Ismael Rodríguez / Pek-Mex

Ciudad de México y Beijing son dos urbes que a simple vista comparten poco; tan distantes en forma y función como en sus coordenadas geográficas. Sin embargo, ambas ciudades poseen una historia ancestral que las convierte en el punto de partida de muchas características que modelan la identidad contemporánea de sus países.

Analogías, metalocalidades y transferencias inusitadas, elementos con los que el colectivo multicultural No Design / Design —encabezado por Isaac Landeros e Ismael Rodríguez, en colaboración con MSTDI y coorganizado por 751 D-PARK y la Embajada de México en China— presentó una ruta de exploración entre las dos capitales en el marco de la Semana de Diseño de Beijing 2018: “Pek-Mex: del Reino Medio al Centro de la Luna”. La exposición, la primera del continente americano en la historia del festival internacional, comprende medios interactivos y el diseño de 54 cartas en un juego de lotería que integra sellos con tecnología de realidad aumentada.

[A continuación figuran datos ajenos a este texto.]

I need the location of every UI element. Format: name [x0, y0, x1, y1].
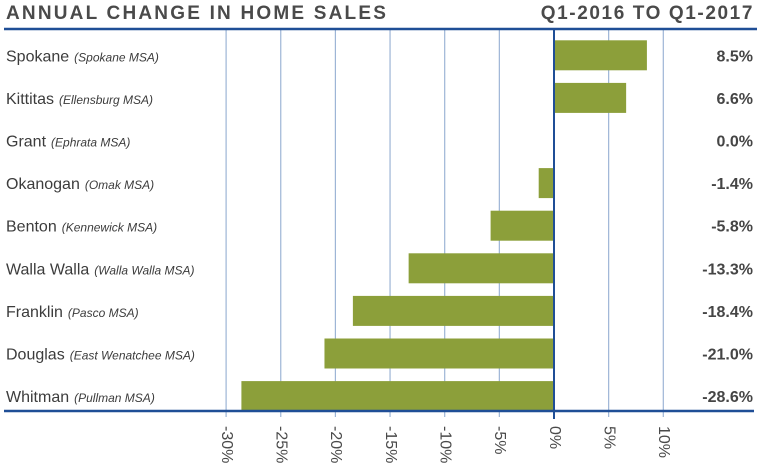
- chart-period: Q1-2016 TO Q1-2017: [540, 3, 754, 24]
- category-name: Whitman: [6, 389, 69, 406]
- category-msa: (Pasco MSA): [68, 306, 139, 320]
- category-msa: (Walla Walla MSA): [94, 263, 194, 277]
- category-name: Kittitas: [6, 91, 54, 108]
- category-msa: (Ephrata MSA): [51, 136, 130, 150]
- chart-title: ANNUAL CHANGE IN HOME SALES: [6, 3, 389, 24]
- category-msa: (Pullman MSA): [74, 391, 155, 405]
- category-msa: (Ellensburg MSA): [59, 93, 153, 107]
- value-label: -5.8%: [711, 219, 753, 236]
- tick-label: -10%: [436, 426, 453, 463]
- category-label: Franklin (Pasco MSA): [6, 304, 139, 321]
- category-label: Spokane (Spokane MSA): [6, 48, 159, 65]
- category-name: Douglas: [6, 347, 65, 364]
- bar: [408, 253, 554, 284]
- tick-label: 5%: [600, 426, 617, 449]
- bar: [241, 381, 555, 412]
- category-msa: (Omak MSA): [85, 178, 154, 192]
- tick-label: -5%: [491, 426, 508, 454]
- category-label: Benton (Kennewick MSA): [6, 219, 157, 236]
- value-label: -1.4%: [711, 176, 753, 193]
- bar: [538, 168, 554, 199]
- tick-label: 10%: [655, 426, 672, 458]
- category-label: Grant (Ephrata MSA): [6, 134, 130, 151]
- value-label: -18.4%: [702, 304, 753, 321]
- tick-label: -25%: [273, 426, 290, 463]
- bar: [554, 40, 647, 71]
- category-msa: (Spokane MSA): [74, 50, 159, 64]
- category-name: Okanogan: [6, 176, 80, 193]
- bar: [490, 210, 554, 241]
- tick-label: 0%: [546, 426, 563, 449]
- value-label: 0.0%: [717, 134, 753, 151]
- category-name: Spokane: [6, 48, 69, 65]
- category-msa: (East Wenatchee MSA): [70, 349, 195, 363]
- category-label: Walla Walla (Walla Walla MSA): [6, 261, 195, 278]
- category-name: Franklin: [6, 304, 63, 321]
- tick-label: -20%: [327, 426, 344, 463]
- category-name: Grant: [6, 134, 47, 151]
- value-label: -21.0%: [702, 347, 753, 364]
- value-label: -13.3%: [702, 261, 753, 278]
- category-label: Kittitas (Ellensburg MSA): [6, 91, 153, 108]
- category-name: Benton: [6, 219, 57, 236]
- value-label: 8.5%: [717, 48, 753, 65]
- bar: [352, 295, 554, 326]
- value-label: -28.6%: [702, 389, 753, 406]
- tick-label: -30%: [218, 426, 235, 463]
- category-label: Whitman (Pullman MSA): [6, 389, 155, 406]
- tick-label: -15%: [382, 426, 399, 463]
- bar: [554, 82, 627, 113]
- category-name: Walla Walla: [6, 261, 89, 278]
- category-label: Douglas (East Wenatchee MSA): [6, 347, 195, 364]
- category-label: Okanogan (Omak MSA): [6, 176, 154, 193]
- bar: [324, 338, 554, 369]
- category-msa: (Kennewick MSA): [62, 221, 157, 235]
- value-label: 6.6%: [717, 91, 753, 108]
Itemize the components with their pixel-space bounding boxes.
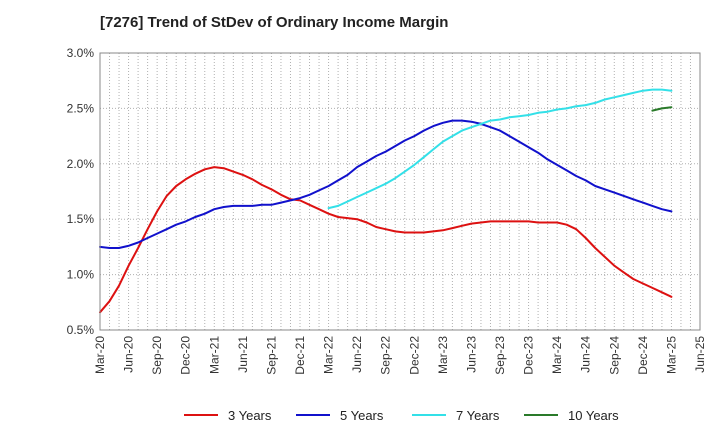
- x-tick-label: Sep-22: [379, 336, 393, 375]
- x-tick-label: Sep-21: [264, 336, 278, 375]
- legend-item-5-years: 5 Years: [296, 404, 383, 426]
- legend: 3 Years 5 Years 7 Years 10 Years: [0, 404, 720, 426]
- legend-label: 3 Years: [228, 407, 272, 423]
- x-tick-label: Jun-21: [236, 336, 250, 373]
- x-tick-label: Dec-22: [407, 336, 421, 375]
- x-tick-label: Mar-23: [436, 336, 450, 374]
- plot-border: [99, 52, 701, 331]
- legend-label: 10 Years: [568, 407, 619, 423]
- legend-swatch: [184, 414, 218, 416]
- y-tick-label: 2.0%: [67, 157, 95, 171]
- x-tick-label: Sep-24: [607, 336, 621, 375]
- x-tick-label: Dec-24: [636, 336, 650, 375]
- legend-item-10-years: 10 Years: [524, 404, 619, 426]
- x-axis-ticks: Mar-20 Jun-20 Sep-20 Dec-20 Mar-21 Jun-21 Sep-…: [93, 336, 707, 375]
- x-tick-label: Jun-25: [693, 336, 707, 373]
- x-tick-label: Mar-25: [664, 336, 678, 374]
- legend-item-7-years: 7 Years: [412, 404, 499, 426]
- series-line-5-years: [99, 119, 673, 249]
- y-tick-label: 3.0%: [67, 46, 95, 60]
- y-tick-label: 0.5%: [67, 323, 95, 337]
- legend-swatch: [296, 414, 330, 416]
- series-line-10-years: [651, 106, 673, 112]
- chart-title: [7276] Trend of StDev of Ordinary Income…: [100, 14, 449, 31]
- x-tick-label: Mar-21: [207, 336, 221, 374]
- grid-lines: [99, 52, 701, 331]
- x-tick-label: Mar-22: [322, 336, 336, 374]
- x-tick-label: Mar-24: [550, 336, 564, 374]
- legend-swatch: [524, 414, 558, 416]
- x-tick-label: Jun-22: [350, 336, 364, 373]
- y-tick-label: 1.0%: [67, 268, 95, 282]
- series-line-7-years: [327, 88, 673, 210]
- x-tick-label: Dec-23: [522, 336, 536, 375]
- x-tick-label: Jun-24: [579, 336, 593, 373]
- y-axis-ticks: 0.5% 1.0% 1.5% 2.0% 2.5% 3.0%: [67, 46, 95, 337]
- y-tick-label: 1.5%: [67, 212, 95, 226]
- plot-area: [100, 53, 700, 330]
- x-tick-label: Sep-20: [150, 336, 164, 375]
- x-tick-label: Mar-20: [93, 336, 107, 374]
- y-tick-label: 2.5%: [67, 101, 95, 115]
- series-line-3-years: [99, 166, 673, 314]
- series-lines: [99, 88, 673, 314]
- legend-item-3-years: 3 Years: [184, 404, 271, 426]
- legend-label: 5 Years: [340, 407, 384, 423]
- x-tick-label: Dec-21: [293, 336, 307, 375]
- x-tick-label: Jun-20: [122, 336, 136, 373]
- legend-swatch: [412, 414, 446, 416]
- legend-label: 7 Years: [456, 407, 500, 423]
- x-tick-label: Jun-23: [464, 336, 478, 373]
- x-tick-label: Dec-20: [179, 336, 193, 375]
- x-tick-label: Sep-23: [493, 336, 507, 375]
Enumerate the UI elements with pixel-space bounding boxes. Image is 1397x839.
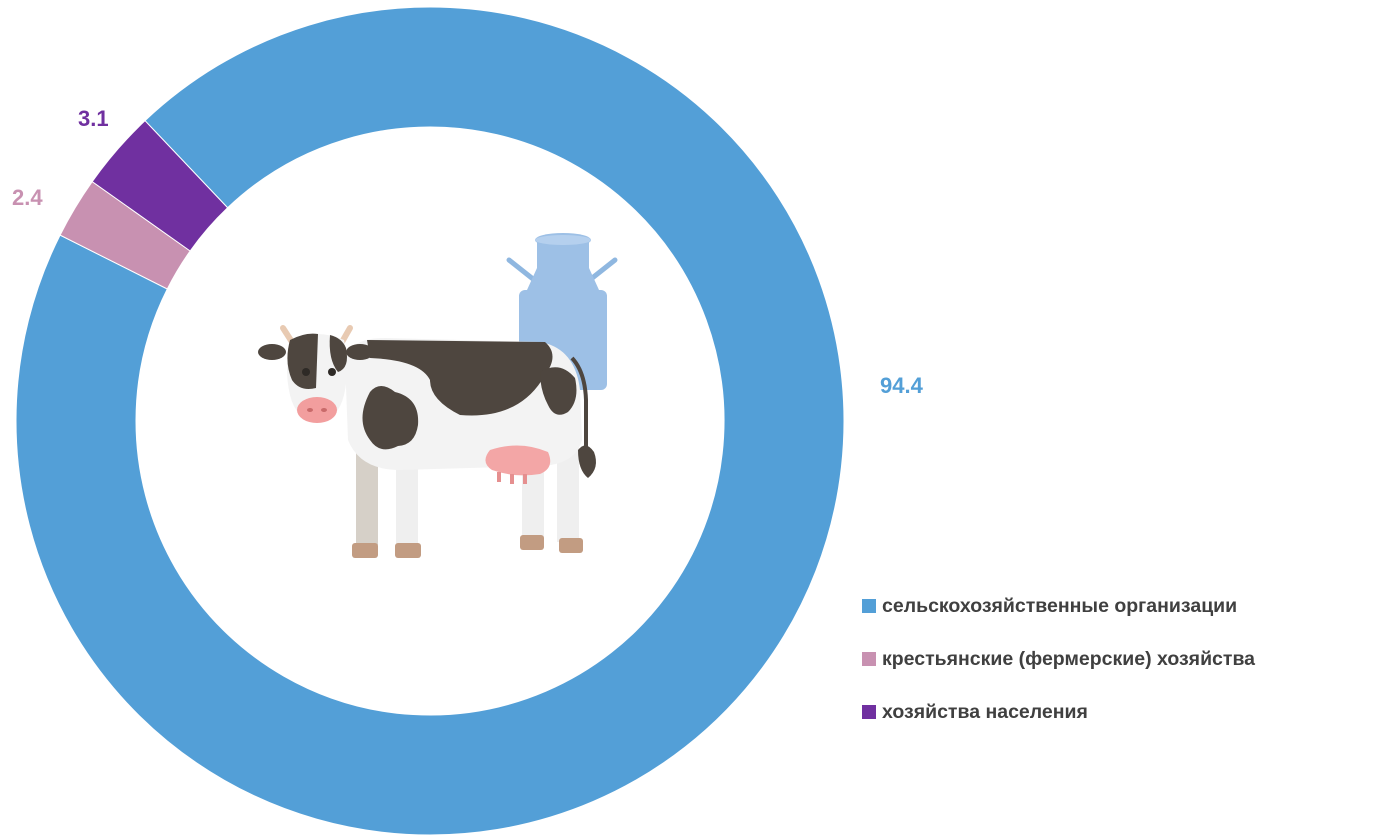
- legend-swatch: [862, 652, 876, 666]
- legend-swatch: [862, 599, 876, 613]
- donut-slices: [15, 6, 845, 836]
- legend-label: крестьянские (фермерские) хозяйства: [882, 647, 1256, 670]
- legend-item-agricultural-organizations: сельскохозяйственные организации: [862, 594, 1255, 618]
- legend-item-population-households: хозяйства населения: [862, 700, 1255, 724]
- donut-slice-0: [15, 6, 845, 836]
- cow-icon: [258, 325, 596, 558]
- legend: сельскохозяйственные организации крестья…: [862, 594, 1255, 753]
- data-label-1: 2.4: [12, 185, 43, 210]
- donut-slice-2: [91, 119, 229, 252]
- legend-label: сельскохозяйственные организации: [882, 594, 1238, 617]
- legend-item-farm-households: крестьянские (фермерские) хозяйства: [862, 647, 1255, 671]
- data-label-0: 94.4: [880, 373, 924, 398]
- cow-milk-illustration: [258, 233, 618, 558]
- legend-swatch: [862, 705, 876, 719]
- data-labels: 94.4 2.4 3.1: [12, 106, 924, 398]
- data-label-2: 3.1: [78, 106, 109, 131]
- legend-label: хозяйства населения: [882, 700, 1088, 723]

Usos y costumbres se comparten para matizar contrastes entre la Ciudad de México y Beijing, apoyándose en íconos culturales y territoriales que los identifican. Pek-Mex, como trazo de origen y destino, propone una plataforma lúdica con dos personajes que enfatizan la conexión en el imaginario oriental: Yaya y Momo invitan a “reconocer semejanzas desde las diferencias”, proverbio que evidencia las coincidencias inadvertidas de lo cotidiano.

Transitar la ciudad es la manera más auténtica de exponerse a su realidad, aquella en la que se extienden mapas y se construye una imagen personal de la experiencia urbana a múltiples escalas. Los tránsitos bilaterales devienen pictogramas, y con ellos un pedazo de ciudad se superpone. Así, en cada recorrido, en cada trayecto, en cada deambular por las arterias de la Ciudad de México y Beijing, los olores se mezclan, las experiencias coinciden, los espacios se muestran comunes.